Cuando terminaba sus ocho horas de motomochila, Lázaro se daba un baño corto de cubo y jarrito y, todavía con los ojos enrojecidos y el amargo sabor del malatión en la boca, se iba a servir a su Iglesia del reparto Sevillano, la misma cuyas campanadas me infundieran años antes esperanza en mi celda tapiada de Villa Marista.
Fue Lázaro quien primero me habló del entonces obispo Jaime Ortega. Desde su sencillez y su humildad, él admiraba a aquel hombre siempre sonriente y bien perfumado. Luego lo conocí, o diré mejor, lo vi en persona, gracias a él, que no descansó hasta convencerme de que debía confirmarme en el bautizo.
Llegado el gran día, comprobé lo que me había contado mi amigo, y me llamaron también la atención el leve maquillaje y las manos bien manicuradas del prelado. Pero bueno, también los gerontócratas soviéticos se maquillaban. Lo que definitivamente no me gustó fue su distancia: aquel no mezclarse demasiado con los fieles, como si estuviera siempre en el trono y tras el velo del lugar santísimo.
En mi pasada vida católica en Cuba conocí sacerdotes que uno podía advertir que llevaban bien puestos los pantalones debajo de la sotana. Como Norberto, el atrevido párroco de aquella iglesia de Paula donde me confirmé, que un día se fue a Puerto Rico y no volvió: o mi actual colega Carlos Cabezas, el subversivo “enfant terrible” de los curas habaneros; o Clemente, el párroco español de la Iglesia del Carmen, que sacaba procesiones a la calle cuando no estaban permitidas.

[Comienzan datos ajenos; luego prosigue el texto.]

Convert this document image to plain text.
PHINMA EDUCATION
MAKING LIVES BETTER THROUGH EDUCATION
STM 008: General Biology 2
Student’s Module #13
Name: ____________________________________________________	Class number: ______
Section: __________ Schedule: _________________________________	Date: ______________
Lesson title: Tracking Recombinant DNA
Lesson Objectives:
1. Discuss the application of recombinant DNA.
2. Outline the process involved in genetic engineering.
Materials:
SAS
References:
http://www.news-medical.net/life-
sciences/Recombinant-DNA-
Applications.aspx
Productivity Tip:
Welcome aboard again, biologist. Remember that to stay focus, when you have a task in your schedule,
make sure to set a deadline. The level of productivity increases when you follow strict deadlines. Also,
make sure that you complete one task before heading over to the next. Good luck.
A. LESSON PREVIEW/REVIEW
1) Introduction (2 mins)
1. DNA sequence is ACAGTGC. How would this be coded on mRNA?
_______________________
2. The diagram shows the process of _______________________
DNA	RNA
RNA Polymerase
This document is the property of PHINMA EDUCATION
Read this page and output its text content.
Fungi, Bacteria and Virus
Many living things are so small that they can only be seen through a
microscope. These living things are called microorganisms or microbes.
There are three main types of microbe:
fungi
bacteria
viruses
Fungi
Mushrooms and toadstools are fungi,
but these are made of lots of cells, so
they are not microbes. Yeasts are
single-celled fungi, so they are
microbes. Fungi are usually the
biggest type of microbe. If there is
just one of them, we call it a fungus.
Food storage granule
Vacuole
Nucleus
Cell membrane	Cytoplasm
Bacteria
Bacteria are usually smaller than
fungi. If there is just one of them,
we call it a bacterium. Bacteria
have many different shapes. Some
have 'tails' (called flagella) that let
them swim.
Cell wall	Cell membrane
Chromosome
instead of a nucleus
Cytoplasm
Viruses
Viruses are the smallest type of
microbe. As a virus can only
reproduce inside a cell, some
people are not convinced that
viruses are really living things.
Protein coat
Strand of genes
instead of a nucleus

Pero también conocí a una jerarquía de espinazo blando, la misma que se apresuró a desautorizarnos mediante un comunicado cuando en 1987 varios miembros del Comité Cubano Pro Derechos Humanos encabezados por Ricardo Bofill asistimos en la iglesia de San Juan de Letrán a una misa que pedimos fuera en memoria del asesinado sacerdote polaco Jerzy Popieluzko. Aquella escueta nota del arzobispado habría bastado para encarcelarnos a todos.
Ha habido muchas más razones, pero creo que allí empezó mi decepción con el catolicismo. Y a cada paso, encumbradas eminencias negras como el cardenal Ortega me han confirmado que no estaba descaminado. Una congregación rara vez rebasa la medida de su pastor.
En el “performance” de Ortega en Harvard, fue casi imposible no advertir bajo su palabra suave y estudiada un desprecio por los que llamó “gente sin cultura” (como si Jesús no hubiese escogido como discípulos a pescadores analfabetos) “con problemas sicológicos” (como si el Maestro no hubiera lidiado con endemoniados incontrolables y cubiertos de barro, pústulas y babas) “un grupo de ex delincuentes” (como si el Señor no hubiese sido colgado en la cruz entre ellos, y encontrado que, de dos, uno era bueno).
Los evangélicos acostumbramos decir que para todo hay respuestas en la Biblia. Y para esto hay una advertencia que nos legó el propio Jesús:
“Guardaos de los falsos profetas, que vienen a vosotros con vestidos de ovejas, pero por dentro son lobos rapaces. Por sus frutos los conoceréis. ¿Acaso se recogen uvas de los espinos, o higos de los abrojos?”.